ЧЕСТНАЯ «ВЕНЕЦИЯ» (окончание)

   Любопытно, что хотя бородавки — следствие вирусной инфекции, они часто исчезают и после лечения внушением. Испокон веков известны заговоры против бородавок.
«Домашний врач», Авиценнум, Прага, 973, с. 265
 
   Однако, сколь бы ни отличался тогдашний мир от нашего, врачевание и тогда, и даже гораздо, гораздо раньше, скажем, со времен Гиппократа, жившего лет этак тысячи за две до рождения нашего героя, считалось искусством в высшей степени тонким и ответственным, требующим долгих лет обучения. А посему в описываемое время, то есть незадолго до начала Тридцатилетней войны, понадобилась изрядная доля дерзости и оптимизма, чтобы с серьезным видом взять на себя функцию лекаря, пусть всего лишь корабельного, не имея к тому ни малейших профессиональных оснований. И если таким дерзким циником показал себя наш Петр, до сей поры ни разу не запятнавший герба, коего был удостоен его отец в награду за исцеление императора Рудольфа Второго от некоей постыдной болезни, то это нам чрезвычайно досадно; краска смущения заливает наше лицо. Но убережемся от скоропалительных выводов и не будем ставить крест на нашем герое, которому уделили уже столько внимания, и вспомним в его защиту, во-первых, что он вовсе не лгал капитану Эмилио, а вполне по правде объявил, что он не врач, а сын алхимика.
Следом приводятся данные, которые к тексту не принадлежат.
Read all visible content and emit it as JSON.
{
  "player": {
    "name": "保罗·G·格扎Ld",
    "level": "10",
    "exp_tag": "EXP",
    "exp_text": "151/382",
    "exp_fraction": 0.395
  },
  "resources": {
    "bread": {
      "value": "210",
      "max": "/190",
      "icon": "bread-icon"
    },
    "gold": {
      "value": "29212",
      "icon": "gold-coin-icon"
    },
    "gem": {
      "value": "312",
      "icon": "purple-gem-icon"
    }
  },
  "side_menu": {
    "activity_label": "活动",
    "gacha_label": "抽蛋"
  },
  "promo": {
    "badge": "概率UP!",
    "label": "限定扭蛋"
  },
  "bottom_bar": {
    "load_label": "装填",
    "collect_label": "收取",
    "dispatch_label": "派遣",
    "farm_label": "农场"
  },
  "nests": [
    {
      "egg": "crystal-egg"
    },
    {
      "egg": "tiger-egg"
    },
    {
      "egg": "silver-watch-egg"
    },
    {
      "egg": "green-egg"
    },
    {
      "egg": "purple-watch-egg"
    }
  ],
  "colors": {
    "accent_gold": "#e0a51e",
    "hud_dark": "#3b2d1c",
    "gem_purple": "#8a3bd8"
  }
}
Во-вторых, он и не думал навсегда оставаться судовым лекарем и собирался покинуть честную «Венецию», как только она приблизится к берегам Франции, и даже спастись бегством, если капитан Эмилио заупрямится. Наконец, Петр имел все основания надеяться, что на таком солидном и чистом судне, при столь хорошем питании за краткое время его медицинской карьеры не вспыхнет никакой эпидемии, с которой он не смог бы справиться; пожалуй, ему можно будет сосредоточиться на единственной заботе, то есть на магическом устранении изъяна в мужественной капитановой красе.